No voto, o relator Marco Bertaiolli criticou a manutenção de informações sigilosas pela Secretaria da Fazenda em relação às renúncias fiscais e apontou deficiências na fiscalização de contratos de rodovias privatizadas. Ele cobrou ainda maior controle sobre serviços delegados ao setor privado, incluindo unidades hospitalares administradas por organizações sociais, sinalizando fragilidades no aparato regulatório do estado.

Tecnicamente, o aceno do TCE evita consequências punitivas imediatas para o Executivo, mas as ressalvas funcionam como diagnóstico de risco: opacidade nas renúncias pode mascarar perda de receitas, enquanto falhas na regulação elevam a probabilidade de déficits de qualidade e custo nos serviços concedidos. Para o governo, trata-se de um alerta para reforçar processos de transparência e fiscalização.

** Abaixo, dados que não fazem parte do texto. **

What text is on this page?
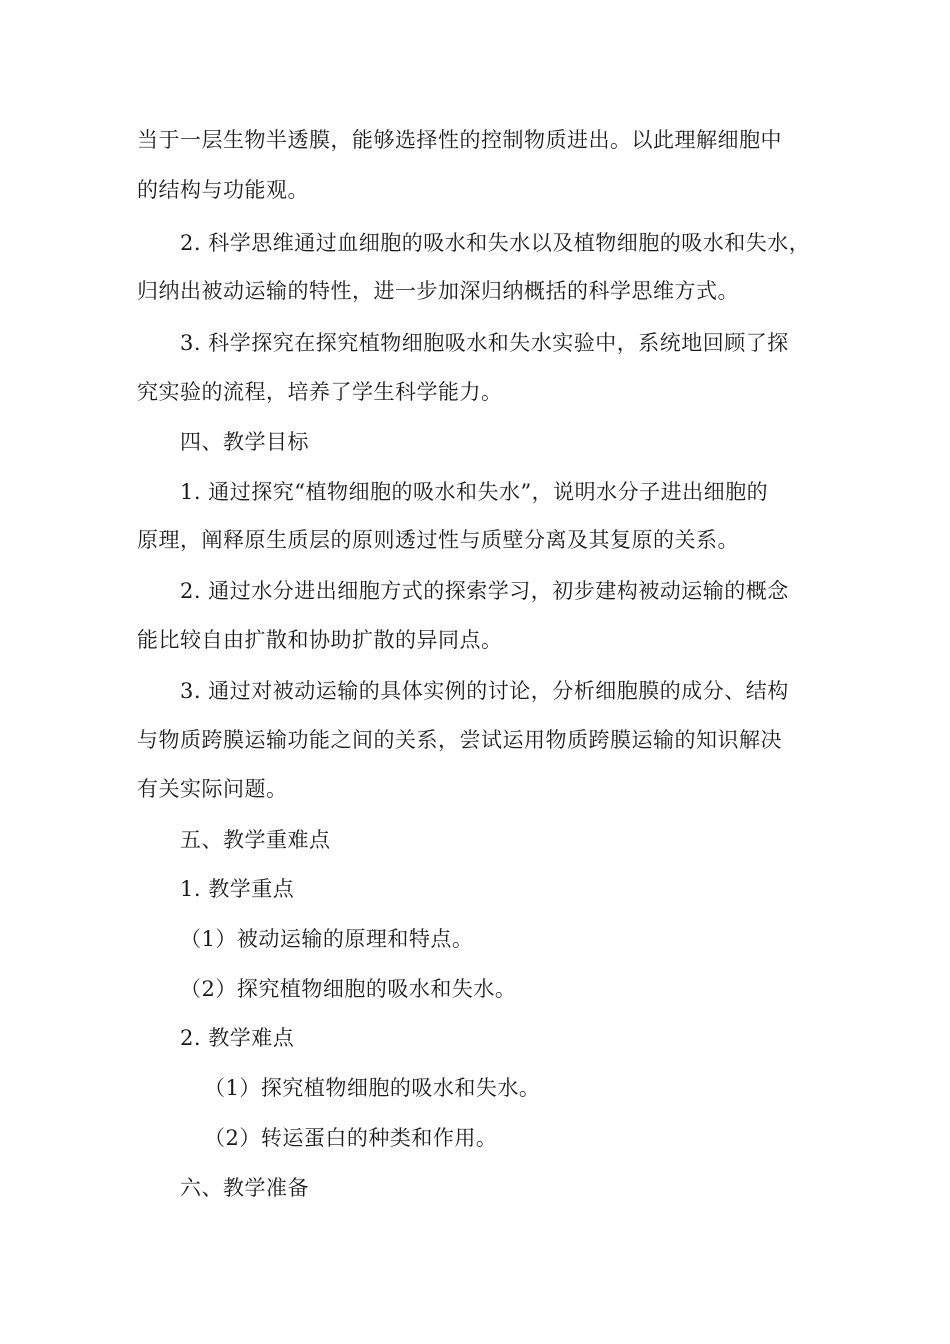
当于一层生物半透膜，能够选择性的控制物质进出。以此理解细胞中
的结构与功能观。
2. 科学思维通过血细胞的吸水和失水以及植物细胞的吸水和失水，
归纳出被动运输的特性，进一步加深归纳概括的科学思维方式。
3. 科学探究在探究植物细胞吸水和失水实验中，系统地回顾了探
究实验的流程，培养了学生科学能力。
四、教学目标
1. 通过探究“植物细胞的吸水和失水”，说明水分子进出细胞的
原理，阐释原生质层的原则透过性与质壁分离及其复原的关系。
2. 通过水分进出细胞方式的探索学习，初步建构被动运输的概念
能比较自由扩散和协助扩散的异同点。
3. 通过对被动运输的具体实例的讨论，分析细胞膜的成分、结构
与物质跨膜运输功能之间的关系，尝试运用物质跨膜运输的知识解决
有关实际问题。
五、教学重难点
1. 教学重点
（1）被动运输的原理和特点。
（2）探究植物细胞的吸水和失水。
2. 教学难点
（1）探究植物细胞的吸水和失水。
（2）转运蛋白的种类和作用。
六、教学准备
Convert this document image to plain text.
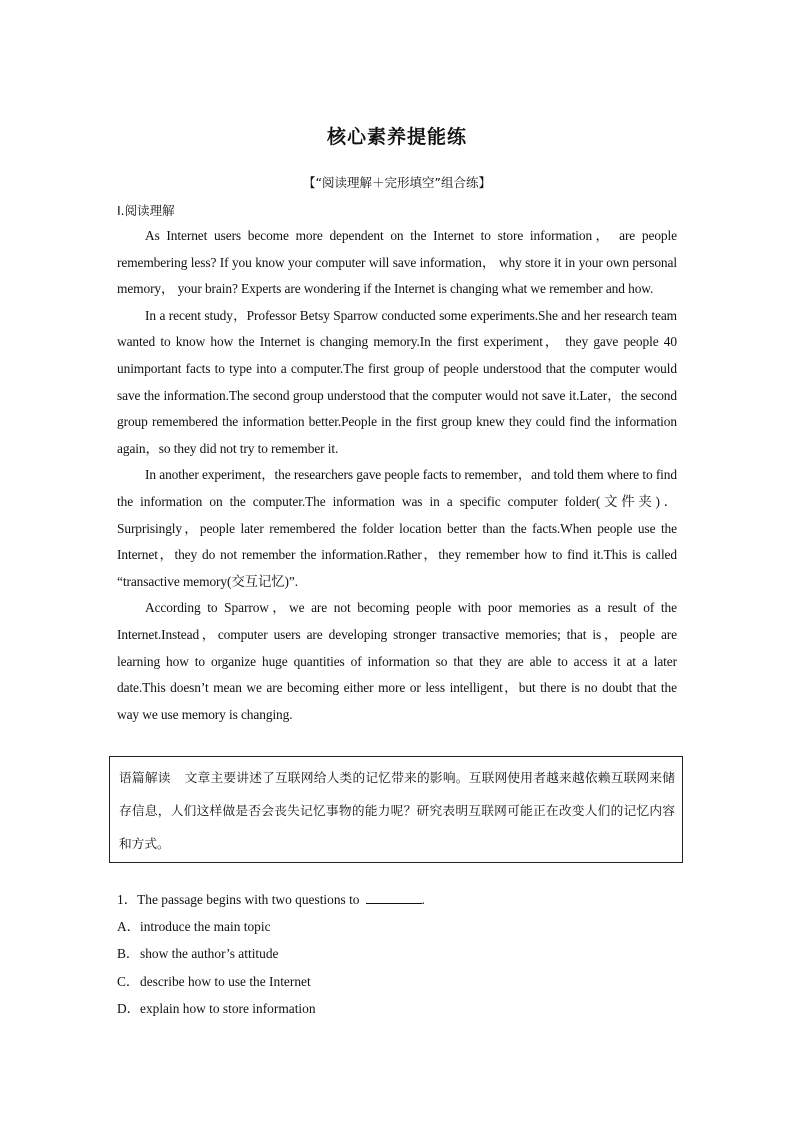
核心素养提能练
【“阅读理解＋完形填空”组合练】
Ⅰ.阅读理解

As Internet users become more dependent on the Internet to store information， are people remembering less? If you know your computer will save information， why store it in your own personal memory， your brain? Experts are wondering if the Internet is changing what we remember and how.

In a recent study，Professor Betsy Sparrow conducted some experiments.She and her research team wanted to know how the Internet is changing memory.In the first experiment， they gave people 40 unimportant facts to type into a computer.The first group of people understood that the computer would save the information.The second group understood that the computer would not save it.Later，the second group remembered the information better.People in the first group knew they could find the information again，so they did not try to remember it.

In another experiment，the researchers gave people facts to remember，and told them where to find the information on the computer.The information was in a specific computer folder(文件夹)．Surprisingly，people later remembered the folder location better than the facts.When people use the Internet，they do not remember the information.Rather，they remember how to find it.This is called “transactive memory(交互记忆)”.

According to Sparrow，we are not becoming people with poor memories as a result of the Internet.Instead，computer users are developing stronger transactive memories; that is，people are learning how to organize huge quantities of information so that they are able to access it at a later date.This doesn’t mean we are becoming either more or less intelligent，but there is no doubt that the way we use memory is changing.

语篇解读 文章主要讲述了互联网给人类的记忆带来的影响。互联网使用者越来越依赖互联网来储存信息，人们这样做是否会丧失记忆事物的能力呢？研究表明互联网可能正在改变人们的记忆内容和方式。

1．The passage begins with two questions to	.

A．introduce the main topic

B．show the author’s attitude

C．describe how to use the Internet

D．explain how to store information
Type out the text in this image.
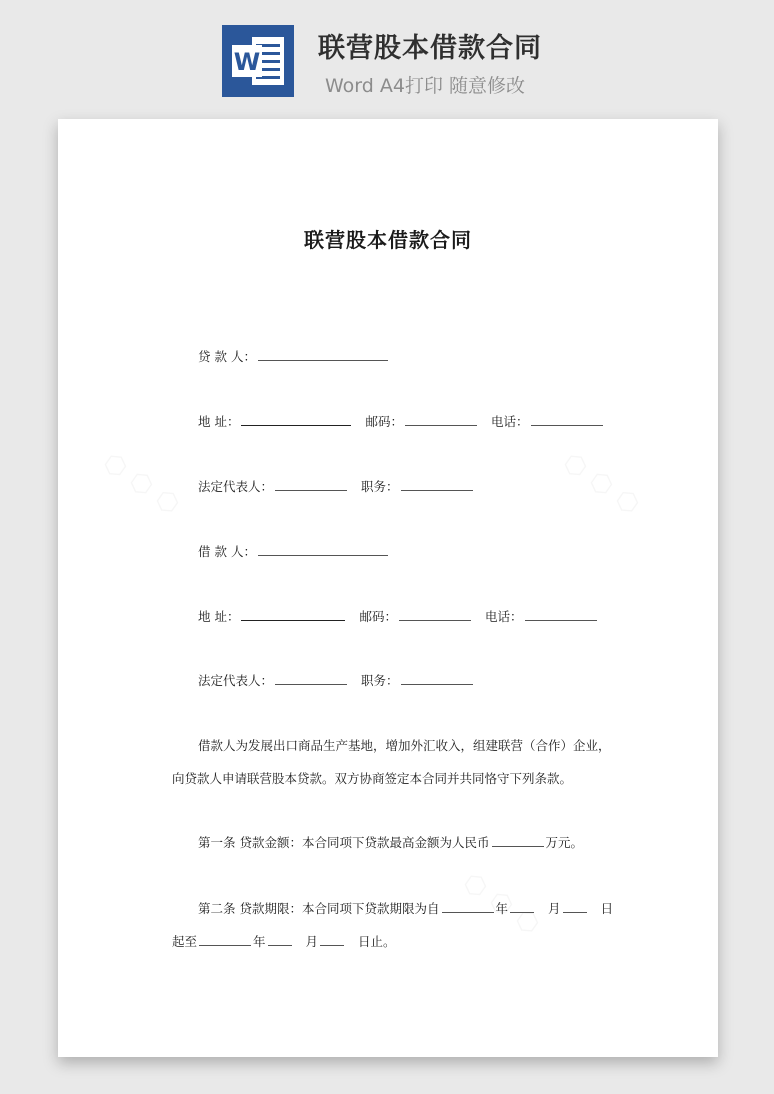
W 联营股本借款合同
Word A4打印 随意修改
联营股本借款合同
贷 款 人：
地 址：	邮码：	电话：
法定代表人：	职务：
借 款 人：
地 址：	邮码：	电话：
法定代表人：	职务：
借款人为发展出口商品生产基地，增加外汇收入，组建联营（合作）企业，
向贷款人申请联营股本贷款。双方协商签定本合同并共同恪守下列条款。
第一条 贷款金额：本合同项下贷款最高金额为人民币	万元。
第二条 贷款期限：本合同项下贷款期限为自	年	月	日
起至	年	月	日止。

Politicamente, o parecer unânime reduz margem para contestação jurídica, mas amplia desgaste político e cria munição para adversários. A repetição das observações ao longo dos anos indica que o problema é estrutural, não episódico, e exige mudanças administrativas concretas se a equipe governista quiser preservar narrativa de eficiência e responsabilidade fiscal.